In der Küche packte sie die Taschen aus. Weil Milo in Restaurants immer Angst hatte, gesehen zu werden, hatte sie ihn zum Essen bei sich eingeladen. Sie hatte die Speisenfolge sorgsam zusammengestellt: pikante Ananas mit Rahmkäse, Rindsrouladen (etwas Köstliches) und zum Nachtisch ein gâteau de pommes. Es war fast drei Wochen her, dass sie sich das letzte Mal gesehen hatten, und er fehlte ihr schrecklich. Aber jedes Mal,wenn er nach London fahren wollte, war etwas dazwischen gekommen. Sie hatte ihm angeboten, ihn in Oxford zu treffen, aber er war nicht begeistert gewesen. Und wenn dann etwas passiert?, hatte er gefragt. Wenn das Kind früher kommt?
Als sie in die Knie ging, um eine Schüssel aus dem Unterschrank zu nehmen, fürchtete sie einen schrecklichen Moment lang, nicht wieder hochzukommen, aber dann schaffte sie es mit Hilfe der Schrankgriffe, sich aufzurichten. Zuerst der Salat, beschloss sie. Man musste den Rahmkäse mit Salatsoße mischen und ihn dann laut Rezept auf einem feuchten Küchenbrett mit feuchtem Messer ausrollen. Danach wurde die Masse zu Kugeln geformt und diese in die Mitte eines Ananasrings gedrückt.

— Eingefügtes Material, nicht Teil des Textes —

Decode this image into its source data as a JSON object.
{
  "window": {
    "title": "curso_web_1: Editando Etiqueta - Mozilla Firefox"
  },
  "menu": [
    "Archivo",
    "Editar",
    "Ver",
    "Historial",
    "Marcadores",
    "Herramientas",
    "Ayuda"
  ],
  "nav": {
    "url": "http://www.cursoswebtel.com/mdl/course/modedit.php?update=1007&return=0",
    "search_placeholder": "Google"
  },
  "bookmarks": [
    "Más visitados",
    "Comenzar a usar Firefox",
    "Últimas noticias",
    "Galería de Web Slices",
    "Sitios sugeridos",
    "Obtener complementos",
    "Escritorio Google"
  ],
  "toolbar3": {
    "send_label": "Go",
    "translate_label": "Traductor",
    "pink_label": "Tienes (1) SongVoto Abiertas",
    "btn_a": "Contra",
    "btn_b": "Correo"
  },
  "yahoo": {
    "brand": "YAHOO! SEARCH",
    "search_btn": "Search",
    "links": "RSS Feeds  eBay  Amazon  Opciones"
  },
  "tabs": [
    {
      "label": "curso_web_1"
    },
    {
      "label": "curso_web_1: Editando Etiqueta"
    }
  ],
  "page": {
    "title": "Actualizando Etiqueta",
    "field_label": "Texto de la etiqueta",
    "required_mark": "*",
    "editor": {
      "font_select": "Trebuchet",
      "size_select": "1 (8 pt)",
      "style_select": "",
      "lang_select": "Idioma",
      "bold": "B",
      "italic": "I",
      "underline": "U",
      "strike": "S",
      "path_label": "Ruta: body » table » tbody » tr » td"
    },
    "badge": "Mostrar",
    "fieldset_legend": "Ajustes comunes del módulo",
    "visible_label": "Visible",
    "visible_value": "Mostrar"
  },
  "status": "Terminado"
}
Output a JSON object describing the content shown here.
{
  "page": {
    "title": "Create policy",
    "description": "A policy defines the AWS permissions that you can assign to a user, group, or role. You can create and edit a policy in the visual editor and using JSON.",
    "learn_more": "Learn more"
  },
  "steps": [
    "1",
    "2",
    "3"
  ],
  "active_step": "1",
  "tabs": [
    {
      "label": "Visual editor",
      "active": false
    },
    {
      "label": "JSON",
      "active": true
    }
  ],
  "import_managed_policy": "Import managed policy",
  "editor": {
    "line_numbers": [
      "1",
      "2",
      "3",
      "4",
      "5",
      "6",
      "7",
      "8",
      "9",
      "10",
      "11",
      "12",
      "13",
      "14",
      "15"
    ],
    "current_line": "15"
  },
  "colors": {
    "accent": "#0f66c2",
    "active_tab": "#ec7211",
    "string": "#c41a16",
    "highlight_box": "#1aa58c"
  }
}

Vielleicht war ihre Unterlage zu feucht oder nicht feucht genug, auf jeden Fall klebte der Käse am Messer, am Brett und ihren Händen fest, sodass sie ihn schließlich mit einem Löffel abkratzen und mit den Fingern in die Ananasringe pressen musste. Als Nächstes nahm sie sich die Rinderrouladen vor. Das Telefon läutete, als die Zwiebeln in der Pfanne brutzelten. Sie stürzte an den Apparat, weil sie glaubte, es sei Milo, der versprochen hatte anzurufen, wenn er aus Oxford abfuhr. Aber es war nicht Milo, es war Antonio, um ihr mitzuteilen, dass Bee ihm ihr Jawort gegeben hatte. Ob sie nicht ins Lamb in der Lamb’s Conduit Street kommen wolle, um mit ihnen zu feiern? Tessa gratulierte ihm, sagte, sie habe leider schon etwas anderes vor und brach das Gespräch abrupt ab, als aus der Küche Brandgeruch kam.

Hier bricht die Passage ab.